Region 6 News Release: USDL-OSHA-99-42-4-7
Wednesday, April 7, 1999
Contact: Diana Petterson or Beverly Sepulveda
PHONE : (214) 767-4776, ext. 222 or 221
OSHA PROPOSES $62,750 IN PENALTIES AGAINST DALLAS TORTILLA MANUFACTURER
The federal Occupational Safety and Health Administration has cited LaFavorita, Inc. in Dallas, Texas, with safety violations for allegedly exposing employees to electrical and equipment servicing hazards and has proposed penalties of $62,750, announced the U.S. Department of Labor.
The alleged violations were discovered at La Favorita, Inc., a tortilla manufacturer that supplies tortillas to local restaurants, during an Oct. 10, 1998 fatality investigation when an employee was electrocuted.
"It was the company's practice to clip off the safety features on plugs of portable equipment so that employees could move the equipment around and plug into outlets that were not rated for the plug," said Kathryn Delaney Dallas OSHA area director. "The employee had finished work on one piece of equipment and plugged in another piece of equipment. Because the equipment was not properly grounded, it became energized. When he touched that piece of energized equipment, he was electrocuted."
Additionally, employees were found to perform service work on equipment that was still energized, resulting in employee injury.
When repairs or maintenance work is performed on equipment, OSHA regulations require that employees be protected by de-energizing the equipment through a systematic energy control program. That systematic approach to energy control is commonly referred to as a "Lockout/Tagout Program."

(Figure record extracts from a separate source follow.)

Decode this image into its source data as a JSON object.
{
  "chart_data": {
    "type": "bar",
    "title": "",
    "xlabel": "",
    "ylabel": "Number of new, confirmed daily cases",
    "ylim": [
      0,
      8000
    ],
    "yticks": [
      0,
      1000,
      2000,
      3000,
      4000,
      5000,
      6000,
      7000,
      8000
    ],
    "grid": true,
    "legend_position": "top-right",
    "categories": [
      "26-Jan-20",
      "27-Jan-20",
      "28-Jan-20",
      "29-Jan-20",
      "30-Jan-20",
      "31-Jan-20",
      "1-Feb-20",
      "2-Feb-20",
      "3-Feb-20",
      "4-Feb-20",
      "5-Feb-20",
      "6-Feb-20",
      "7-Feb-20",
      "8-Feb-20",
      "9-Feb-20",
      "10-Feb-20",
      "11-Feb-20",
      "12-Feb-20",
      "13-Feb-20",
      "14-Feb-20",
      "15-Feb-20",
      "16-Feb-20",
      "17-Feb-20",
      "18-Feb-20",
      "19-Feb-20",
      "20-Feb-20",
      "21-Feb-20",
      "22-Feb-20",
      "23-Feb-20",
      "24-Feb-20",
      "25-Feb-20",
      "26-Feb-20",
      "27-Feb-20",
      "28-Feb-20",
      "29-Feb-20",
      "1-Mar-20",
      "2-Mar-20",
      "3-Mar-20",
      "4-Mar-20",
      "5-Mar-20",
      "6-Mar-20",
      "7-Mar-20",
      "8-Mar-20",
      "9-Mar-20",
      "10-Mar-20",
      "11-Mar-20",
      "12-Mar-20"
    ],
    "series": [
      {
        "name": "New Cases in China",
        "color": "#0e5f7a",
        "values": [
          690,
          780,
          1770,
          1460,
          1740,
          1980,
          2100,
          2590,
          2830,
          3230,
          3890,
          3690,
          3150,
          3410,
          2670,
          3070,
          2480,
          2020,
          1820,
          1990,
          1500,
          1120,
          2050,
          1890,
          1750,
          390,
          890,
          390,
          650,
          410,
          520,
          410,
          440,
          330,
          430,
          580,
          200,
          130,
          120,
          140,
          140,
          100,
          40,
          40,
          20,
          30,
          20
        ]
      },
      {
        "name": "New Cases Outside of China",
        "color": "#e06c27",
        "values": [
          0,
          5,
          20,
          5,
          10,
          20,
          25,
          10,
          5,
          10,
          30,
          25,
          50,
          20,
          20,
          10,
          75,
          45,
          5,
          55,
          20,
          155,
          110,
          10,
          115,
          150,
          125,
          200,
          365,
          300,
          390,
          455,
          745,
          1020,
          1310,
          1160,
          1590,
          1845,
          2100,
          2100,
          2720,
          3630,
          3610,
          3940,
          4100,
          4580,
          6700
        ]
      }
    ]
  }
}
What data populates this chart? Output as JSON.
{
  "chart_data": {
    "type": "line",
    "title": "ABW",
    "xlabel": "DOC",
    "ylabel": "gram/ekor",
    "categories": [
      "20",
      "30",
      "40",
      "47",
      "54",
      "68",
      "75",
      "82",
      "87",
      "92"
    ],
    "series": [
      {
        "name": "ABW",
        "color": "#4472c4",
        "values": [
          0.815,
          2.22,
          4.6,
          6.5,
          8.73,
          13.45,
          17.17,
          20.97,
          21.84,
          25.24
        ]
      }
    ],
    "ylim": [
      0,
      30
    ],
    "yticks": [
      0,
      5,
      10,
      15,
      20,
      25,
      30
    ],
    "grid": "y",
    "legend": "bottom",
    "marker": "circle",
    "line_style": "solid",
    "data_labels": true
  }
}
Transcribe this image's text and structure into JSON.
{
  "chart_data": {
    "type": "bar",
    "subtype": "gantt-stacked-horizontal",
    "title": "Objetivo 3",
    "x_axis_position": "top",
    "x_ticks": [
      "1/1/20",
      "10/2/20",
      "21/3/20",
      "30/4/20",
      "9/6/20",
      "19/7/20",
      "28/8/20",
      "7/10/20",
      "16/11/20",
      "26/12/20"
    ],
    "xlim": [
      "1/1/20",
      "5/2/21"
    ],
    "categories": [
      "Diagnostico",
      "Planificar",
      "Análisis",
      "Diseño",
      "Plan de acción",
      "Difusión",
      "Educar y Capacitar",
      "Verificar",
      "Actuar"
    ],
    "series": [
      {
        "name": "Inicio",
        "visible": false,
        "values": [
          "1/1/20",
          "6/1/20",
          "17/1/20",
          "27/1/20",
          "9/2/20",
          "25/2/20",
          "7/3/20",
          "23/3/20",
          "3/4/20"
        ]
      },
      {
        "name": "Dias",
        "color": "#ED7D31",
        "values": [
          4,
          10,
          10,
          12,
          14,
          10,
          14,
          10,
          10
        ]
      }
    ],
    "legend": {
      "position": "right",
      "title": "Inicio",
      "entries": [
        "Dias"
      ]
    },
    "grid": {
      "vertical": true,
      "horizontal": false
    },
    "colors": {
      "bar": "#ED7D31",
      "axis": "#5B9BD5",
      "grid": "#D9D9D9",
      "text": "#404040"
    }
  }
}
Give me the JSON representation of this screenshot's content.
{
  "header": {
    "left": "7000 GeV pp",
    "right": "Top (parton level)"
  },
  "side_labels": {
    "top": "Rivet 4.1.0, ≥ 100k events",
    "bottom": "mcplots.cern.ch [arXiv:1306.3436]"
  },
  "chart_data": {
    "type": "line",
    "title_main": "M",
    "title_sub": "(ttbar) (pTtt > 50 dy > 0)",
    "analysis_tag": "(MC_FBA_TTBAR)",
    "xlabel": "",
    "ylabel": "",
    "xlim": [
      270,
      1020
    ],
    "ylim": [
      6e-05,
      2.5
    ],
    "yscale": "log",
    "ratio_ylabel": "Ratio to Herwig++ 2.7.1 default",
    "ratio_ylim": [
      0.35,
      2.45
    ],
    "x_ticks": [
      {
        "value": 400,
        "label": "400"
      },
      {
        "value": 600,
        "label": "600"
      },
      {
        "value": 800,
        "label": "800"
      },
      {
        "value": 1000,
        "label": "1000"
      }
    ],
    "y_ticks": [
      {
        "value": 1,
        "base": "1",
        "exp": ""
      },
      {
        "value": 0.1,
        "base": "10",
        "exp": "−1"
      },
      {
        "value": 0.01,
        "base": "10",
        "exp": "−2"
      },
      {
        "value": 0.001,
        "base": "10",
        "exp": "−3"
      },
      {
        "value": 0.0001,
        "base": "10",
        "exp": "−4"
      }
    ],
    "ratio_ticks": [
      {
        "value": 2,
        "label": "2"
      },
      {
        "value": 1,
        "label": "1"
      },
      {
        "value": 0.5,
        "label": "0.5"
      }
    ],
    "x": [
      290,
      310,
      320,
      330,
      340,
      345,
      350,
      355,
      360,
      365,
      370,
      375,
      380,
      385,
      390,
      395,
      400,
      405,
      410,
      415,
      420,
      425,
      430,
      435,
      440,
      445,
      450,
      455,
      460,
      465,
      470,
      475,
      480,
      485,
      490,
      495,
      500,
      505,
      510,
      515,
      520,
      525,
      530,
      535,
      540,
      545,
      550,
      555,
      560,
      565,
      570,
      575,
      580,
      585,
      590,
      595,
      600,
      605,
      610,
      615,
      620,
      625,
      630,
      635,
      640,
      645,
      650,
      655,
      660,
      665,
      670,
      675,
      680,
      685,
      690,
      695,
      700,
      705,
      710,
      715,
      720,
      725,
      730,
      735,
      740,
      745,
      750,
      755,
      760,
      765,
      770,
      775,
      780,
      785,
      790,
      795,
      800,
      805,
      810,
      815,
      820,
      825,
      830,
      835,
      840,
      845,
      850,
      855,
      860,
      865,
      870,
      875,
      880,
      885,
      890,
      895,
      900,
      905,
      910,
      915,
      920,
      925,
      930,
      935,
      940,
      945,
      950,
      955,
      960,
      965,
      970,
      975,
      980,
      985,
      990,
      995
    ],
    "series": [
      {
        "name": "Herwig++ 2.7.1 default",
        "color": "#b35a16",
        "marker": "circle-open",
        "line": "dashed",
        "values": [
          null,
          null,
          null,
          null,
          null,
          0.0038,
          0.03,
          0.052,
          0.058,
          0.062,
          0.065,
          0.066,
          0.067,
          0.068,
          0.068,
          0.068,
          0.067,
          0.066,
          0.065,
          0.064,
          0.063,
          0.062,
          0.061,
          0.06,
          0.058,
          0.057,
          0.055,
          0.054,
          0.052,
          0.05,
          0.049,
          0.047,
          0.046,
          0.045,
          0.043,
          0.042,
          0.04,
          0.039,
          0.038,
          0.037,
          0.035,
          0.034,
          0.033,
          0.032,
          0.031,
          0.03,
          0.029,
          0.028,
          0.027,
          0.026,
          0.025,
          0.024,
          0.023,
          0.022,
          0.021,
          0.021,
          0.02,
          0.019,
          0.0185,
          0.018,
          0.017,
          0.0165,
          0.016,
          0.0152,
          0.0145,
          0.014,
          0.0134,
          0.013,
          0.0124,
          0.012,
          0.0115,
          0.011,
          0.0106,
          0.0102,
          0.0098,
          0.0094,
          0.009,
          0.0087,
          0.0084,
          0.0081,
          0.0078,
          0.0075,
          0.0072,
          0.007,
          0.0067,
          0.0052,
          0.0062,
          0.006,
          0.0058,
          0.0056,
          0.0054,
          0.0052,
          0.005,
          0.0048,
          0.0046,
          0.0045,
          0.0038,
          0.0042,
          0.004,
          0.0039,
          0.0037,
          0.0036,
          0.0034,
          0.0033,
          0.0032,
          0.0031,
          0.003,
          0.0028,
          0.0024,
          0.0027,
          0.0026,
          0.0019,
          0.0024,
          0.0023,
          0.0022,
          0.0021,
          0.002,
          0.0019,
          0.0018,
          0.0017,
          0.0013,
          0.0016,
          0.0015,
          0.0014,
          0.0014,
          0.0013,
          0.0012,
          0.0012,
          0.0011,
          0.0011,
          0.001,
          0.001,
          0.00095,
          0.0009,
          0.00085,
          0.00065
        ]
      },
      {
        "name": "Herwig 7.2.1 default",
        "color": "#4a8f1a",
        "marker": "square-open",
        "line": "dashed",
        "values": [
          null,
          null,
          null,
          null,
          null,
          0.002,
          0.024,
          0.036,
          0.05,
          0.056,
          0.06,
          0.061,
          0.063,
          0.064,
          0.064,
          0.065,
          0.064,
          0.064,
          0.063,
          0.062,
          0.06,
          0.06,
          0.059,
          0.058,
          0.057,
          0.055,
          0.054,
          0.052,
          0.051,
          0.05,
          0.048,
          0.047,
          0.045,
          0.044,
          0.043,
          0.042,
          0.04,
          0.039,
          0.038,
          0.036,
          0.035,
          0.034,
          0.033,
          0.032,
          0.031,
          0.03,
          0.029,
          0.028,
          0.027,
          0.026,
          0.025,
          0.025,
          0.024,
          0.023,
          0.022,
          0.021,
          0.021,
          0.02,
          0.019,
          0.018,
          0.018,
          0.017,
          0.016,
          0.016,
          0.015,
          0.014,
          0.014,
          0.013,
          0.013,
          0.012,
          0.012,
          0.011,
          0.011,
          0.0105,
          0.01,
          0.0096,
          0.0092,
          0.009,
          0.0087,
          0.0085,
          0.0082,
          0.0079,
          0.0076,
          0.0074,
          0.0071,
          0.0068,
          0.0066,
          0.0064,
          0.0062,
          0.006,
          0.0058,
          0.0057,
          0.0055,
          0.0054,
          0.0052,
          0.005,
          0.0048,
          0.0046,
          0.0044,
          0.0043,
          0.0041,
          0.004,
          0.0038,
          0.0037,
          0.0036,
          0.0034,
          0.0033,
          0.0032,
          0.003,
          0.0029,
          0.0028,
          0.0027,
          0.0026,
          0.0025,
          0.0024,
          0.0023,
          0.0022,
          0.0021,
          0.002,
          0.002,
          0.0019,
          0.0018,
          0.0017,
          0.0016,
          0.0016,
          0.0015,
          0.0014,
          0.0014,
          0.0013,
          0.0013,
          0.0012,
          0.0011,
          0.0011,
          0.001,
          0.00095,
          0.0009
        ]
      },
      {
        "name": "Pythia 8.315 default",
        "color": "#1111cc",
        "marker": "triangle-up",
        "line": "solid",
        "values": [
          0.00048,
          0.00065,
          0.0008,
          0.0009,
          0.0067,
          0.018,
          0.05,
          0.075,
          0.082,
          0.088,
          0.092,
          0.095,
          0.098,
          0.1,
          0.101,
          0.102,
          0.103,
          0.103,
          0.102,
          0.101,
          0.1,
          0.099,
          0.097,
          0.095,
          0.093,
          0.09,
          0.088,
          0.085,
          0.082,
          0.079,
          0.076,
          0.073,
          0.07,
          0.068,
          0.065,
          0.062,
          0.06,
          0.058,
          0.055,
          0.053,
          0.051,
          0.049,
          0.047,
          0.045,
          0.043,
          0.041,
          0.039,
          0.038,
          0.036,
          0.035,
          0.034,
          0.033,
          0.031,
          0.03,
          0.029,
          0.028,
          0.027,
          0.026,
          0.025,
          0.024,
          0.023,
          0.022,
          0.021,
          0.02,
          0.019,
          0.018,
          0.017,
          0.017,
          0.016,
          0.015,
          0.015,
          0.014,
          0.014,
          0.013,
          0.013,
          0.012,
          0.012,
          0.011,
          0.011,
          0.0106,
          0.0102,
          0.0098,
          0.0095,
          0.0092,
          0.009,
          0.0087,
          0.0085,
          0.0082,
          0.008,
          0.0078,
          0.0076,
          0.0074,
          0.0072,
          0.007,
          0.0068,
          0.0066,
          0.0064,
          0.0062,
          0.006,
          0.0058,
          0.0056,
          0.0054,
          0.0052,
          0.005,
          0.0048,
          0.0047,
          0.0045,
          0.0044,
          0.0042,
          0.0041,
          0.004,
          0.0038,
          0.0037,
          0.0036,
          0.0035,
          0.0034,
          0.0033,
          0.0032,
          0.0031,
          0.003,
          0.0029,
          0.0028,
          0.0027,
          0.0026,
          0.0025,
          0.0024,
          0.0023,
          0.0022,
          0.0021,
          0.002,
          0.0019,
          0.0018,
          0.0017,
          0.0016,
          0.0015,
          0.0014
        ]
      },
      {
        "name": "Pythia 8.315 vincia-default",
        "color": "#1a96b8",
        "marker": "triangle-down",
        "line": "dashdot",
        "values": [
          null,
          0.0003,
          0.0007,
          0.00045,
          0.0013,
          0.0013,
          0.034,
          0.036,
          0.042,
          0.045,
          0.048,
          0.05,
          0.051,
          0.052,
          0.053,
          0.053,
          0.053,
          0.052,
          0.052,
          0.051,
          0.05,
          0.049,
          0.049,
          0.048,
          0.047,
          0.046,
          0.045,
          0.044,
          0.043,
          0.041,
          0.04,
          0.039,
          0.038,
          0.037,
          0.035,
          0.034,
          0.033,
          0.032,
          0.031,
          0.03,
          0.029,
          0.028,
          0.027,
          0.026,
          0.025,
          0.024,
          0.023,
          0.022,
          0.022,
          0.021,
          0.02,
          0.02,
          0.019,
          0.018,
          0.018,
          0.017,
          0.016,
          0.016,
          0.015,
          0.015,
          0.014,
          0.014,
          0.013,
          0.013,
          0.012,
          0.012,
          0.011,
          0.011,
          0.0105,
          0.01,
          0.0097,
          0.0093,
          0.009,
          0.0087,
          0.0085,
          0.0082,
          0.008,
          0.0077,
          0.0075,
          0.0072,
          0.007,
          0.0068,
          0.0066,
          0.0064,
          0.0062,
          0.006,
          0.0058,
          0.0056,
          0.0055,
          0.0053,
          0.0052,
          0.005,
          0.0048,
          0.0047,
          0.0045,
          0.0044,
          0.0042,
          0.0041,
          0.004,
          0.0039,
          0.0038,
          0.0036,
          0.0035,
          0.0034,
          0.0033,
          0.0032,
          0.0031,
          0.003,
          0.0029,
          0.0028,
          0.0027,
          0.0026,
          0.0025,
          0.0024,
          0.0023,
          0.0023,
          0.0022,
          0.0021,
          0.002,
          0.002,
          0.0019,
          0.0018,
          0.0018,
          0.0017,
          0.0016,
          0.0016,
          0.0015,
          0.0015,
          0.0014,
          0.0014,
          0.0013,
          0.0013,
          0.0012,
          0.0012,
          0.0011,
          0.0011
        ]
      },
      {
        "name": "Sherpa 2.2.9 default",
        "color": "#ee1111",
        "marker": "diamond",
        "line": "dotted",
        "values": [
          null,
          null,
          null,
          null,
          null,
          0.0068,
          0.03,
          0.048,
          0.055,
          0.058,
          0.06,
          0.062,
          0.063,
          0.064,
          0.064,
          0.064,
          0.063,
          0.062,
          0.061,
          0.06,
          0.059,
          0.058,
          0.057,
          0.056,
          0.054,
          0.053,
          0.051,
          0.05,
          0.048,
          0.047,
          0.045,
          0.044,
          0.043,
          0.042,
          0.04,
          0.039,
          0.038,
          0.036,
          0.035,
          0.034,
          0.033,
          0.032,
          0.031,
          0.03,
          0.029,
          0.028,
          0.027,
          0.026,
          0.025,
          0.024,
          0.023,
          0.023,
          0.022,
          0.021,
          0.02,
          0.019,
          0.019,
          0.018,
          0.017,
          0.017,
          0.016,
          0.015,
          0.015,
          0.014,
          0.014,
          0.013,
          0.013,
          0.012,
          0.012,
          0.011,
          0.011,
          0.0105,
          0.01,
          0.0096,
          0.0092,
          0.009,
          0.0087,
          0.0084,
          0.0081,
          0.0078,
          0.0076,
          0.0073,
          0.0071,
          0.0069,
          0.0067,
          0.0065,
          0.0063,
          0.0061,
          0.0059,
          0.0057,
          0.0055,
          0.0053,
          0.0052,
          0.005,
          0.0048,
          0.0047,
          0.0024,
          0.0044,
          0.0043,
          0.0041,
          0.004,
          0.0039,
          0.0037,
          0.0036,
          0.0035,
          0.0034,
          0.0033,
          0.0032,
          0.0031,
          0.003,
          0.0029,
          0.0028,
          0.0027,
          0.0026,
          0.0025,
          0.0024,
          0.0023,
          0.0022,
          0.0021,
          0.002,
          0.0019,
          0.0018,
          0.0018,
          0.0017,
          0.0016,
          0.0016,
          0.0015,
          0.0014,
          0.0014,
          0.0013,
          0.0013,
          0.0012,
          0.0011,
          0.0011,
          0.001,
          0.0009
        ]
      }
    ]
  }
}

OSHA cited the company with two willful and three serious violations.
The two willful violations, which carry proposed penalties of $56,000, were for employee exposures to electrical hazards created by the removal of grounding mechanisms and for failing to record information regarding a severe injury resulting from work on energized equipment. A willful violation exists under the OSH Act where evidence shows either an intentional violation of the Act or plain indifference to its requirements.
The three serious violations were for safety hazards related to the absence of an energy control, or "Lockout/Tagout" program, for use of mismatched electrical hardware and for failing to train employees on safe electrical work habits. A serious violation is one in which there is a substantial probability that death or serious physical harm could result, and the employer knew or should have known of the hazard.
La Favorita has 15 working days, from receipt of the citations, to comply or contest the citations and proposed penalties before the independent Occupational Safety and Health Review Commission.